Armand’s First Letter. Amelia’s First Letter.
12 December 1021, Veronica’s College, Edenford
My dearest cousin Armand,
I have so much to tell you!
But first I must wish you my best wishes for the holy season just past—a “thing of the most odd”, as Margaux might say, for of course as I write in early December the season has not yet begun. But it will be past when your Captain Grier hands you this letter, along with the packages we sent as a fitting remembrance of our Lord’s birth. I have sent two blankets, knit with my own two hands, for the new little one you and Amelie were due to receive any day when Captain Grier left Bois-de-Bas.
We remain in Edenford, as you can see. I have been working with a lecturer in ancient Cumbrian literature from Duke’s College, a young don named Peterson, to see what I can find regarding the Ancient of Brutus and the founding of Cumbria as it might apply to the Iturians. And I have made an amazing and disheartening discovery: Old Cumbrian is no more like modern Cumbrian than Old Provençese is like modern Provençese! I wish to study the history of wizardry as it applies to the Iturians and the ley lines, and I find myself becoming a student of ancient languages instead.

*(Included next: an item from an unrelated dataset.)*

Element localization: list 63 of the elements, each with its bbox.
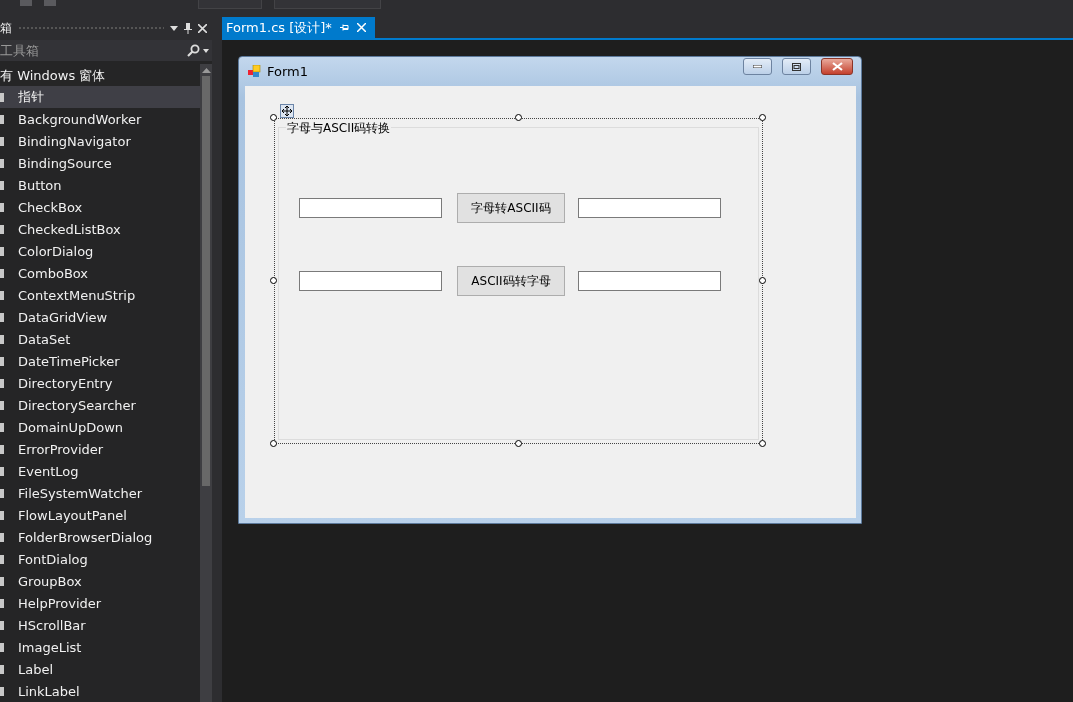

I had hoped for better than this; but Peterson is at the start of his career as a don, and so does not yet have the encyclopedic grasp of his subject that his older colleagues possess; but his older colleagues will not speak to a mere upstart woman, and particularly not to one trained in Provençe! And worse, while he can tutor me in Old Cumbrian and direct me to various sources, he must pursue his own research to cement his position at Duke’s, and so has little time to do research on my behalf.
And so I must learn Old Cumbrian. It is most disagreeable, but also most necessary: for the one concrete thing we have determined is that the words relating to the Iturians have undergone the same shift in Cumbrian as they did in Provençese. The modern word “ancient” is used starting from Middle Cumbrian to translate an Old Cumbrian word that would perhaps sound something like “Iturian” if it were written in modern script instead of Old Cumbrian runes—having taking into account shifts in the values of the vowels.

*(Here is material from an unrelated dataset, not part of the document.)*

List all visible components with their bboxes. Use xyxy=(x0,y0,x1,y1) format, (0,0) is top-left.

Oddly, there is a quite similar word—as spelled in runes, which I will not reproduce here—that in modern Cumbrian would have the force of the word “cretin”, or perhaps “d— fool.” It is as though the translators at some point were determined to blacken the name of the Iturians.
Why yes, I have been spending much time at night in the chapel here at Veronica’s College. It is not the same as my dear chapel at L’École, but it is a comfort nevertheless; and you may rejoice in this, for it is why your newborn has received two blankets rather than the one I had first intended.
In the meantime, my Maximilian has been working closely with Dr. Tillotson on a spell they have taken to calling “the Iturian Relay”: a spell that will allow the wizard to move a small object across the link between two nodes. If they succeed it will be a striking accomplishment, and it is the first step toward showing that our conjectures about the ley lines are correct.
Iċ wȳsċe þē ēow inc blīþre Crīstes mæssan! (As Dr. Peterson would say.)